El tiempo pasó y ella nunca volvió. Esperó alguna carta, pero jamás llegó ninguna y el dolor fue erosionando su mente hasta formar parte de su ser. Un día llegó una carta de la Capital y a él le dio un vuelco el corazón porque pensó que era de ella, pero era de su amigo de la infancia. Permaneció un instante mirando la carta sin atreverse a rasgar el sobre con cierto temor por la noticia que contendría.
Sin embargo cuando la abrió eran buenas nuevas.
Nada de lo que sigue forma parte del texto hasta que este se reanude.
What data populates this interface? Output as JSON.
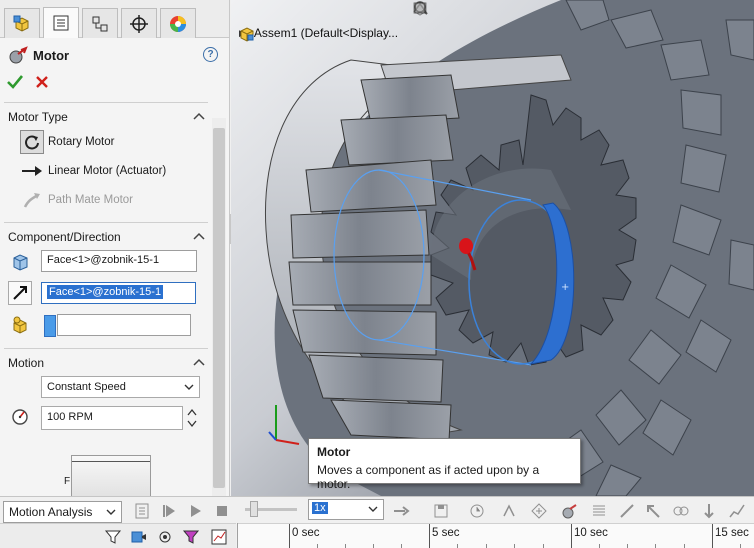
{
  "property_manager": {
    "tabs": [
      {
        "name": "featuremanager-tab",
        "icon": "feature-tree-icon"
      },
      {
        "name": "propertymanager-tab",
        "icon": "property-manager-icon"
      },
      {
        "name": "configurationmanager-tab",
        "icon": "configuration-icon"
      },
      {
        "name": "dimxpert-tab",
        "icon": "crosshair-icon"
      },
      {
        "name": "display-manager-tab",
        "icon": "appearance-icon"
      }
    ],
    "title": "Motor",
    "help": "?",
    "motor_type": {
      "title": "Motor Type",
      "options": [
        {
          "label": "Rotary Motor",
          "state": "selected"
        },
        {
          "label": "Linear Motor (Actuator)",
          "state": "normal"
        },
        {
          "label": "Path Mate Motor",
          "state": "disabled"
        }
      ]
    },
    "component_direction": {
      "title": "Component/Direction",
      "location_value": "Face<1>@zobnik-15-1",
      "direction_value": "Face<1>@zobnik-15-1",
      "component_value": ""
    },
    "motion": {
      "title": "Motion",
      "function": "Constant Speed",
      "speed": "100 RPM",
      "graph_axis_label": "F"
    }
  },
  "viewport": {
    "tree_item": "Assem1  (Default<Display...",
    "colors": {
      "background": "#5d6470",
      "gear": "#8e949e",
      "selection": "#3b82d9"
    }
  },
  "tooltip": {
    "title": "Motor",
    "text": "Moves a component as if acted upon by a motor."
  },
  "motion_bar": {
    "study_type": "Motion Analysis",
    "playback_speed": "1x",
    "timeline_ticks": [
      {
        "label": "0 sec"
      },
      {
        "label": "5 sec"
      },
      {
        "label": "10 sec"
      },
      {
        "label": "15 sec"
      }
    ]
  }
}
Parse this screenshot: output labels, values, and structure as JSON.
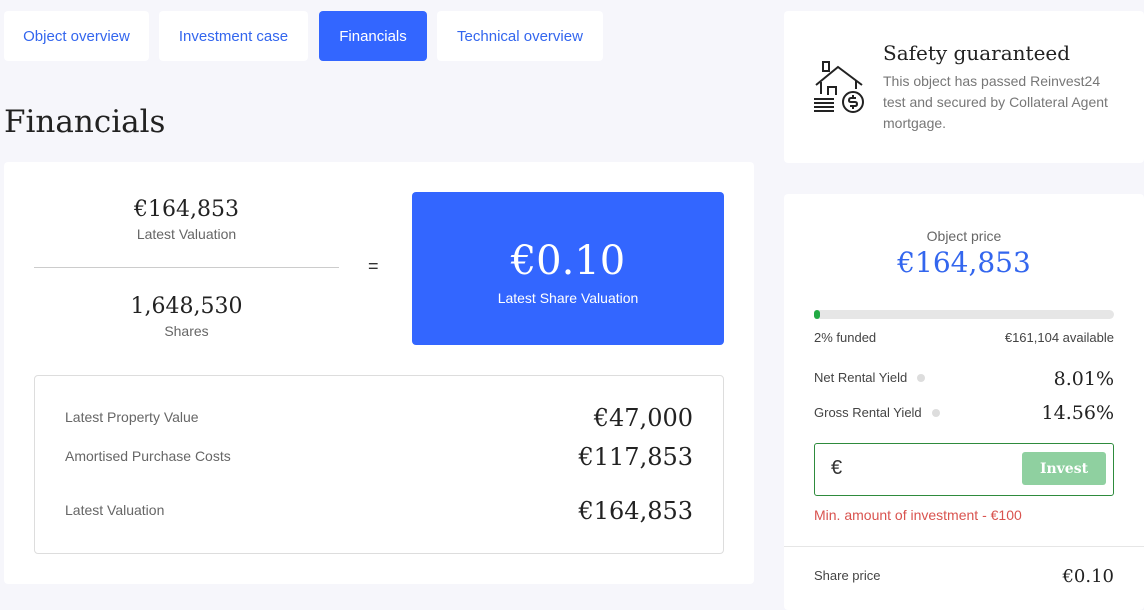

Su amigo lo invitaba a una Iglesia de la Capital donde se celebraría su casamiento con una chica de ese pueblo que ambos conocían cuando era niña y junto con la invitación le mandaba una foto. Al ver esa imagen donde la chica estaba abrazada a su amigo, lo encandilaron aquellos ojos verdes, acompañado de su amplia sonrisa, porque la novia no era otra que aquella de los cabellos castaños rizados.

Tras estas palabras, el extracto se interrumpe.